Contrastive Language-Image Pre-Training with Knowledge Graphs

Authors: Xuran Pan, Tianzhu Ye, Dongchen Han, Shiji Song, Gao Huang

NeurIPS 2022 | Venue PDF | LLM Run Details

Reproducibility Variable Result LLM Response
Research Type Experimental Extensive experiments on various vision-language downstream tasks demonstrate the effectiveness of Knowledge-CLIP compared with the original CLIP and competitive baselines.
Researcher Affiliation Academia Xuran Pan Tianzhu Ye Dongchen Han Shiji Song Gao Huang Department of Automation, BNRist, Tsinghua University, Beijing, China
Pseudocode No The paper does not contain any structured pseudocode or algorithm blocks.
Open Source Code No The code will be released when the paper is accepted.

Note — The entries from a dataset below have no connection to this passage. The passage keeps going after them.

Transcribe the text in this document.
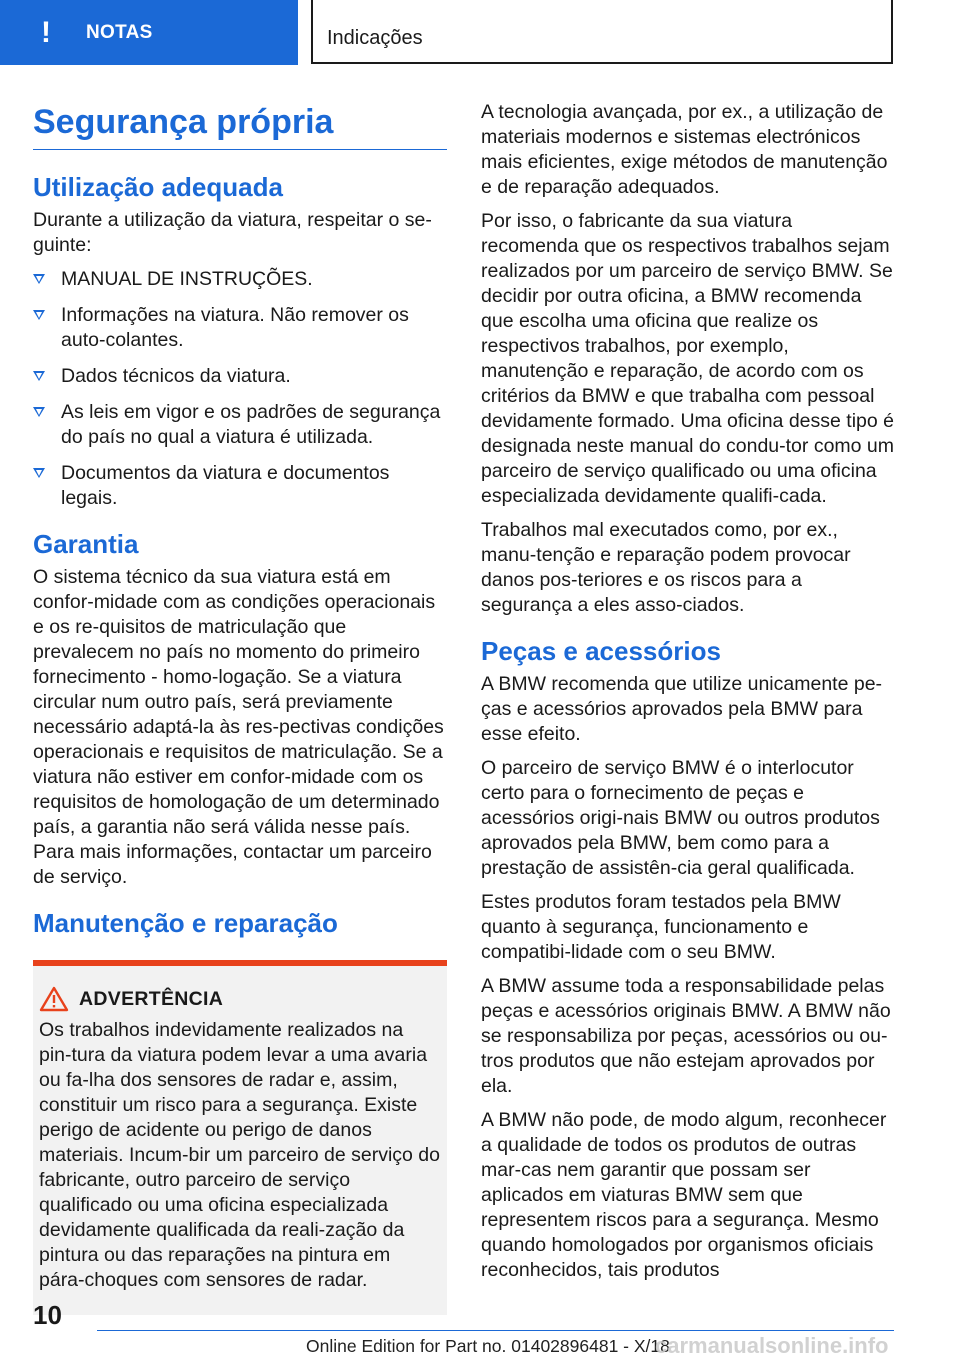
! NOTAS	Indicações
Segurança própria
Utilização adequada

Durante a utilização da viatura, respeitar o se-guinte:

MANUAL DE INSTRUÇÕES.
Informações na viatura. Não remover os auto-colantes.
Dados técnicos da viatura.
As leis em vigor e os padrões de segurança do país no qual a viatura é utilizada.
Documentos da viatura e documentos legais.
Garantia

O sistema técnico da sua viatura está em confor-midade com as condições operacionais e os re-quisitos de matriculação que prevalecem no país no momento do primeiro fornecimento - homo-logação. Se a viatura circular num outro país, será previamente necessário adaptá-la às res-pectivas condições operacionais e requisitos de matriculação. Se a viatura não estiver em confor-midade com os requisitos de homologação de um determinado país, a garantia não será válida nesse país. Para mais informações, contactar um parceiro de serviço.

Manutenção e reparação
ADVERTÊNCIA

Os trabalhos indevidamente realizados na pin-tura da viatura podem levar a uma avaria ou fa-lha dos sensores de radar e, assim, constituir um risco para a segurança. Existe perigo de acidente ou perigo de danos materiais. Incum-bir um parceiro de serviço do fabricante, outro parceiro de serviço qualificado ou uma oficina especializada devidamente qualificada da reali-zação da pintura ou das reparações na pintura em pára-choques com sensores de radar.

A tecnologia avançada, por ex., a utilização de materiais modernos e sistemas electrónicos mais eficientes, exige métodos de manutenção e de reparação adequados.

Por isso, o fabricante da sua viatura recomenda que os respectivos trabalhos sejam realizados por um parceiro de serviço BMW. Se decidir por outra oficina, a BMW recomenda que escolha uma oficina que realize os respectivos trabalhos, por exemplo, manutenção e reparação, de acordo com os critérios da BMW e que trabalha com pessoal devidamente formado. Uma oficina desse tipo é designada neste manual do condu-tor como um parceiro de serviço qualificado ou uma oficina especializada devidamente qualifi-cada.

Trabalhos mal executados como, por ex., manu-tenção e reparação podem provocar danos pos-teriores e os riscos para a segurança a eles asso-ciados.

Peças e acessórios

A BMW recomenda que utilize unicamente pe-ças e acessórios aprovados pela BMW para esse efeito.

O parceiro de serviço BMW é o interlocutor certo para o fornecimento de peças e acessórios origi-nais BMW ou outros produtos aprovados pela BMW, bem como para a prestação de assistên-cia geral qualificada.

Estes produtos foram testados pela BMW quanto à segurança, funcionamento e compatibi-lidade com o seu BMW.

A BMW assume toda a responsabilidade pelas peças e acessórios originais BMW. A BMW não se responsabiliza por peças, acessórios ou ou-tros produtos que não estejam aprovados por ela.

A BMW não pode, de modo algum, reconhecer a qualidade de todos os produtos de outras mar-cas nem garantir que possam ser aplicados em viaturas BMW sem que representem riscos para a segurança. Mesmo quando homologados por organismos oficiais reconhecidos, tais produtos

10
Online Edition for Part no. 01402896481 - X/18
carmanualsonline.info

Open Datasets Yes Three knowledge graph datasets are adopted in the pre-training process. Visual Sem [2] is a high-quality multi-modal knowledge graph dataset... Visual Genome [24] is a knowledge-based scene graph dataset... Concept Net [46] is a knowledge graph... Besides the three knowledge graph datasets, we also train our model on two widely adopted image-text datasets... We practically add COCO Caption [8] and CC3M [42] to the training set
Dataset Splits Yes We conduct experiments on various downstream tasks, including multi-modal tasks like text and image retrieval, visual question answering, and uni-modal tasks like image classification and natural language understanding. We report results on Flickr30K retrieval task and VQA task with Vi T-B/32 as image encoder.
Hardware Specification No The paper states: 'Did you include the total amount of compute and the type of resources used (e.g., type of GPUs, internal cluster, or cloud provider)? [Yes] See supplemental material.' This information is not provided in the main body of the paper.

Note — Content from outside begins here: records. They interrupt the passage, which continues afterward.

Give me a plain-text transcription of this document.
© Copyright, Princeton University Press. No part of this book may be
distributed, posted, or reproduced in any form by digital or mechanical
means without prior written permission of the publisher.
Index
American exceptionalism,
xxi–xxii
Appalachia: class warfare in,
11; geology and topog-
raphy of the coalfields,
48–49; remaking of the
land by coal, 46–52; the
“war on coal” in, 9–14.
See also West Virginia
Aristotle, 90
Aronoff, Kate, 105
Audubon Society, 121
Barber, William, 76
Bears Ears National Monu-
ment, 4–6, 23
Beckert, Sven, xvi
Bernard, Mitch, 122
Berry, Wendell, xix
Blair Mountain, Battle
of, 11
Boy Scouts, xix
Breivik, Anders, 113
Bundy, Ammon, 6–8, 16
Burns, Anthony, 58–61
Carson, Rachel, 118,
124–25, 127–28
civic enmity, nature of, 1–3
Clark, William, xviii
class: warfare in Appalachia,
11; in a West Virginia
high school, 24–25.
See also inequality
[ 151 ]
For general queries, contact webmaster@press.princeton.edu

Software Dependencies No The paper mentions using a '12-layer Transformer model' and 'Vi T-L/14' and a 'BPE tokenizer' but does not specify software dependencies with version numbers like PyTorch, TensorFlow, or CUDA versions.
Experiment Setup Yes In all the experiments, we use the same model structure as CLIP [38]. A 12-layer Transformer model with 512 width is adopted for text encoder, and Vi T-L/14 is adopted for image encoder. For text and image encoder, we use the pre-trained weights in the original CLIP as the initialization. For the multi-modal encoder, we consider a 4 layer Transformer model with 1024 width. The rate for drop path is set as 0.1 during training. ...We train Knowledge-CLIP with an initial learning rate of 1e-5 for image and text encoders, and 1e-3 for the multi-modal encoder. Cosine learning rate with linear warmup is used in the training schedule. Weight decay and gradient clip are also adopted.